It never ceases to amaze me how little the average American knows about the health care reform law that kicks into its next gear in just a few short weeks — with the open enrollment in the exchanges.
(Hell, I guess it never ceases to amaze me how little the average American knows about health care, period. Which is probably what startles me about the rise of consumer-driven health products. Putting consumers in charge of their own health care spending is a lot like putting my 13-year-old son in charge of his homework. If it gets done at all, the finished product is a crumpled mess. A little bit of discipline — along with a lot of education — goes a long way.)
Anyway, the latest poll — from the experts at Gallup, no less — reveals 43 percent of uninsured Americans remain oblivious to the mandate (and the subsequent penalty) that kicks in with the new year. That’s nearly half the people the law is actually supposed to be helping. I bet more people can tell you who’s on Big Brother this summer.
(Speaking of which, maybe the suits at the E! should have an episode of Keeping Up With the Kardashians where they talk about the Patient Protection and Affordable Care Act. I don’t know, maybe Bruce Jenner could wonder aloud if Obamacare would cover his latest round of plastic surgery or something. Come to think of it, Kanye’s probably mentioned it in on his latest album.)
OK, so maybe that’s not the best example. Which is probably why the administration is dropping something like $684 million a year to educate consumers and reach out to all of those uninsureds wandering around without a clue.

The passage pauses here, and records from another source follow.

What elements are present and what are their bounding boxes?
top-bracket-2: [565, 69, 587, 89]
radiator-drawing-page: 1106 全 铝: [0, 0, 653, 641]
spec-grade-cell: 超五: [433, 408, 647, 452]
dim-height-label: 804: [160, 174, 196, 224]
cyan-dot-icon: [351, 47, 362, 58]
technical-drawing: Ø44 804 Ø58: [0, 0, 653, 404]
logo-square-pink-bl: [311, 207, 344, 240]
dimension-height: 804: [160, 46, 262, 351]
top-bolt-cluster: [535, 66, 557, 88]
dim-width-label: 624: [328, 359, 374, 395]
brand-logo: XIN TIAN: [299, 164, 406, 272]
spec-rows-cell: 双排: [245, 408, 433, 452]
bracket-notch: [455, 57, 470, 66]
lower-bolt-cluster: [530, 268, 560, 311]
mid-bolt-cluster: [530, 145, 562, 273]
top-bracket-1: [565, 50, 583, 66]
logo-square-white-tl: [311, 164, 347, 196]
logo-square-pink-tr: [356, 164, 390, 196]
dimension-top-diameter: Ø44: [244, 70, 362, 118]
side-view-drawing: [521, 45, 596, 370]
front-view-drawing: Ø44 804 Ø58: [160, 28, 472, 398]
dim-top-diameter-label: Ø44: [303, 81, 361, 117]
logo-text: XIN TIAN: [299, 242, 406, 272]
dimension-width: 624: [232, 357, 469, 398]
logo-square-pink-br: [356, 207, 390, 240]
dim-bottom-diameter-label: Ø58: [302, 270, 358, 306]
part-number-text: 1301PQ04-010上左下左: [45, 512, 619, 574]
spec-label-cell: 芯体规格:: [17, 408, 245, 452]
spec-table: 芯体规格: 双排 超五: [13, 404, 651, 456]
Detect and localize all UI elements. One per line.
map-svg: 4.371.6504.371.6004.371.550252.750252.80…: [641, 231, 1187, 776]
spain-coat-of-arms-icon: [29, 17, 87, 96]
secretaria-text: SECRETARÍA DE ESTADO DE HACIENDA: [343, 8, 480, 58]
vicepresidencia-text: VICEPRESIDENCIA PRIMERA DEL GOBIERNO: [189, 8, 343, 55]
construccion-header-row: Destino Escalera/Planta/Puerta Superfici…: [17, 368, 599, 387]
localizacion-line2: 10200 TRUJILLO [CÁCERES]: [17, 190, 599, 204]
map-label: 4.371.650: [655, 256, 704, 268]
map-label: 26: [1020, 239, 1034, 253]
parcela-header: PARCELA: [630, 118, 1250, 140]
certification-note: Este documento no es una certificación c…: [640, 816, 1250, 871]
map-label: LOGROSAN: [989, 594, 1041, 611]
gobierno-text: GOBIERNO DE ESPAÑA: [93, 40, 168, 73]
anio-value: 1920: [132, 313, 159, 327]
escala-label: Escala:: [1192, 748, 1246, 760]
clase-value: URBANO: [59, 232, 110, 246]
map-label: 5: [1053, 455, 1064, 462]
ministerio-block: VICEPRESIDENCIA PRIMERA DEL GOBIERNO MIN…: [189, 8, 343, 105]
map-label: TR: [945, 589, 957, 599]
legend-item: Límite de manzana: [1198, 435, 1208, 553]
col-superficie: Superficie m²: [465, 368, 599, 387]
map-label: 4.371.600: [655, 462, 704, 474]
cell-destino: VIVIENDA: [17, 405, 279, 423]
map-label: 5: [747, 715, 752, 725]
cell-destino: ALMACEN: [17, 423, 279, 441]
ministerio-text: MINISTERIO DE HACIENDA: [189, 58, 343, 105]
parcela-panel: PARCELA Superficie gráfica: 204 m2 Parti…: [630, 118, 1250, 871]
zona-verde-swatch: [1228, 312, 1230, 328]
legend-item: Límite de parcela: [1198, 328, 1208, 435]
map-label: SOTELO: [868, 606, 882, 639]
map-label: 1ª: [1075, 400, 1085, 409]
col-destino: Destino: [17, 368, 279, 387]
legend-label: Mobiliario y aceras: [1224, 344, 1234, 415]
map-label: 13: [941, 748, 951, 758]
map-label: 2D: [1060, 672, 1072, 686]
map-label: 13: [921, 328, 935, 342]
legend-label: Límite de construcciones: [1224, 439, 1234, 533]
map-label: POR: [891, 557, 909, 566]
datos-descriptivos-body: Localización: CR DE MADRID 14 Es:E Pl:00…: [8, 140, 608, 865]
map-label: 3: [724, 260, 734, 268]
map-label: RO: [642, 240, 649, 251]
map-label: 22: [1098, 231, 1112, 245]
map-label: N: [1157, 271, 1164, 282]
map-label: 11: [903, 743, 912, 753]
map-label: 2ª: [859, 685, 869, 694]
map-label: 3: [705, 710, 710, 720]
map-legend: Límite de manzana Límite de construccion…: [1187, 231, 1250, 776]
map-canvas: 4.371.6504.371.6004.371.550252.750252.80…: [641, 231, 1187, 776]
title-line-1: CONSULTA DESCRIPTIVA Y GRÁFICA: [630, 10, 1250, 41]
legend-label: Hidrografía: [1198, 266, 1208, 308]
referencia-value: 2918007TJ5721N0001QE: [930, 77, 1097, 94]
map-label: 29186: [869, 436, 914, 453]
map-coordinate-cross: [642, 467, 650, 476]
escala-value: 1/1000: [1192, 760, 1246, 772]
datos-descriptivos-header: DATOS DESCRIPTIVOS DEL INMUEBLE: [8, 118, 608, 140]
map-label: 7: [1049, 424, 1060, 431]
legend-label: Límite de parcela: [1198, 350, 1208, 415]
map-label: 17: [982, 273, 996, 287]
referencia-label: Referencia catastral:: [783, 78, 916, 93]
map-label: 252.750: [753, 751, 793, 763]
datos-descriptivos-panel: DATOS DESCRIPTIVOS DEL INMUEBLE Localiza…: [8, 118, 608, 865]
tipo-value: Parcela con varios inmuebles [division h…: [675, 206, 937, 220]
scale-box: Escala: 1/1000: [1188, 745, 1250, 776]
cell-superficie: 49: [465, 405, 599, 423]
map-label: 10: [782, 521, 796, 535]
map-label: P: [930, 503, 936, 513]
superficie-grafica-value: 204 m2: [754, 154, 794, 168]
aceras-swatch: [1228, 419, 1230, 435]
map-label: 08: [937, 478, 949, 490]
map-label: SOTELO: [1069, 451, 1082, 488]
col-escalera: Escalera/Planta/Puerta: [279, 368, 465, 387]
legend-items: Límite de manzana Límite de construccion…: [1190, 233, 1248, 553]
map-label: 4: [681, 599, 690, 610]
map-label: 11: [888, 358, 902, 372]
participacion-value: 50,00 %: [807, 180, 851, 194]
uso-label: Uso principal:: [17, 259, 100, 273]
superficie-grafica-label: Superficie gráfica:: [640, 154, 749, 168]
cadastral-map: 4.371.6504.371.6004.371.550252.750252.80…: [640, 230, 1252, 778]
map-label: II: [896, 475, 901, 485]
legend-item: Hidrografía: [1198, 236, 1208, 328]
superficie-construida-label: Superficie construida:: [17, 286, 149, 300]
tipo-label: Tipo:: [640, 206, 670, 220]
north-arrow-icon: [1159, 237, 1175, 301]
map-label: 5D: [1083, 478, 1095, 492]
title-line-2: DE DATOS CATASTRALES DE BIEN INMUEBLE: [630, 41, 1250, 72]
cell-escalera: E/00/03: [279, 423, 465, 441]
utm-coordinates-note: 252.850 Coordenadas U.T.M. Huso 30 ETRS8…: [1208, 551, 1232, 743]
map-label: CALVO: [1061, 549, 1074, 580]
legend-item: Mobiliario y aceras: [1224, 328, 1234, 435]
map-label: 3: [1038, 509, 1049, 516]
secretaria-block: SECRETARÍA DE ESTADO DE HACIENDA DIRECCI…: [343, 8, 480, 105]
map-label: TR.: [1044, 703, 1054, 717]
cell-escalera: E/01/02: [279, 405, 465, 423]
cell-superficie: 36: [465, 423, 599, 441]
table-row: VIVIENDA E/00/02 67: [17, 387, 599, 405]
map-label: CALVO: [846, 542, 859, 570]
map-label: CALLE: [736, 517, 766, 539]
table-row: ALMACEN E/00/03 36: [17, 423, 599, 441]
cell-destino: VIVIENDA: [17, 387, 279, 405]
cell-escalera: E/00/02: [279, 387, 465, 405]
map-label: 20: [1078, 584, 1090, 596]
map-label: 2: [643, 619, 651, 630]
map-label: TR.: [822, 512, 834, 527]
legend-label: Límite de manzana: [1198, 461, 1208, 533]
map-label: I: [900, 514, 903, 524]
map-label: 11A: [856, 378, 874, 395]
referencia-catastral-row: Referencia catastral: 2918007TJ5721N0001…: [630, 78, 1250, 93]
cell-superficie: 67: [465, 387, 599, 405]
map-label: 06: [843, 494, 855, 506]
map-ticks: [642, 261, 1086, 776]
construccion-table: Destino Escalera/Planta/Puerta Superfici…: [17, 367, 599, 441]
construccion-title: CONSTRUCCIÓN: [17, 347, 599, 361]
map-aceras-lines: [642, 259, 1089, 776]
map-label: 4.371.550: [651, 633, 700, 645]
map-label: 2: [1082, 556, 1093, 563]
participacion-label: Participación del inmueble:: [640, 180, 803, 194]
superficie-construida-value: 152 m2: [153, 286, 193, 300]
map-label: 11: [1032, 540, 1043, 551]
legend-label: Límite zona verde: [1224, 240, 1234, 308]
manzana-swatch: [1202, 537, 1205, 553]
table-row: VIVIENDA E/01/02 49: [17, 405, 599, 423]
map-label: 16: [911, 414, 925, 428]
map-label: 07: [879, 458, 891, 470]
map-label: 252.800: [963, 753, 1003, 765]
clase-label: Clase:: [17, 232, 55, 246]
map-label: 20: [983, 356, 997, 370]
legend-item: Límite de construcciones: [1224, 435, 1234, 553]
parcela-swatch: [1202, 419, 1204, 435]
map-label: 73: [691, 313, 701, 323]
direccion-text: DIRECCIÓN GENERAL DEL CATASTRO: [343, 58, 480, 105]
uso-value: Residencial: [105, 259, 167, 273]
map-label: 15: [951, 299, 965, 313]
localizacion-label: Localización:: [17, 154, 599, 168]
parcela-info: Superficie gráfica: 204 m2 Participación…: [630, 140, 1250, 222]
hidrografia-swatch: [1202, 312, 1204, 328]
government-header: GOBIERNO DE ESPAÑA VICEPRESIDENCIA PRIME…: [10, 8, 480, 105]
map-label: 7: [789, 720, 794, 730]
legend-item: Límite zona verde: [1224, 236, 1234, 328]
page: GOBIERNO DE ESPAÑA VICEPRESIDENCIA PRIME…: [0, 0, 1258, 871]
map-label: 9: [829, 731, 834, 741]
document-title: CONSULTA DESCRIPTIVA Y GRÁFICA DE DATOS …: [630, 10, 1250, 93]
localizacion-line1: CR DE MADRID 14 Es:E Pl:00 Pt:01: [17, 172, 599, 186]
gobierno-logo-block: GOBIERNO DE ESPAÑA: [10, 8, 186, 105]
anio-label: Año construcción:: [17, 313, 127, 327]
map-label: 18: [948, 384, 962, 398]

That might sound like a lot, but it’s worth noting that industry estimates peg McDonald’s annual ad budget, for example, at more than $1 billion, with more than $71 million on just outdoor advertising, according to the latest numbers from Advertising Age. Wal-Mart, another company targeting a similar demographic as many of those uninsured consumers, spends nearly $1.9 billion a year.
Keep in mind, these would be mostly lower-income individuals (and families), so I would probably steer away from a lot of Web advertising. And I would definitely rule out a PBS documentary. Maybe a spot in next year’s Super Bowl? Doubt that would work. Nevermind the hell the administration would catch for such lavish spending, it would be a little late, at least a month after the mandate kicks in. (But I wouldn’t be surprised to see some Sunday spots as the NFL season ramps up this fall.)
Either way, the administration has its work cut out for it, because given all the free press the law’s received since its passage (both good and bad), it’s hard to fathom what more they could do to educate a public that hasn’t heard of the mandate by now. (Maybe some of those billboard McDonald’s is so found of? Just outside the caves these people have been hiding in.)
There is an upside, though. For those of you in the individual market, there are apparently throngs of people out there who need to get insurance soon. Wouldn’t you rather them hear about it from you?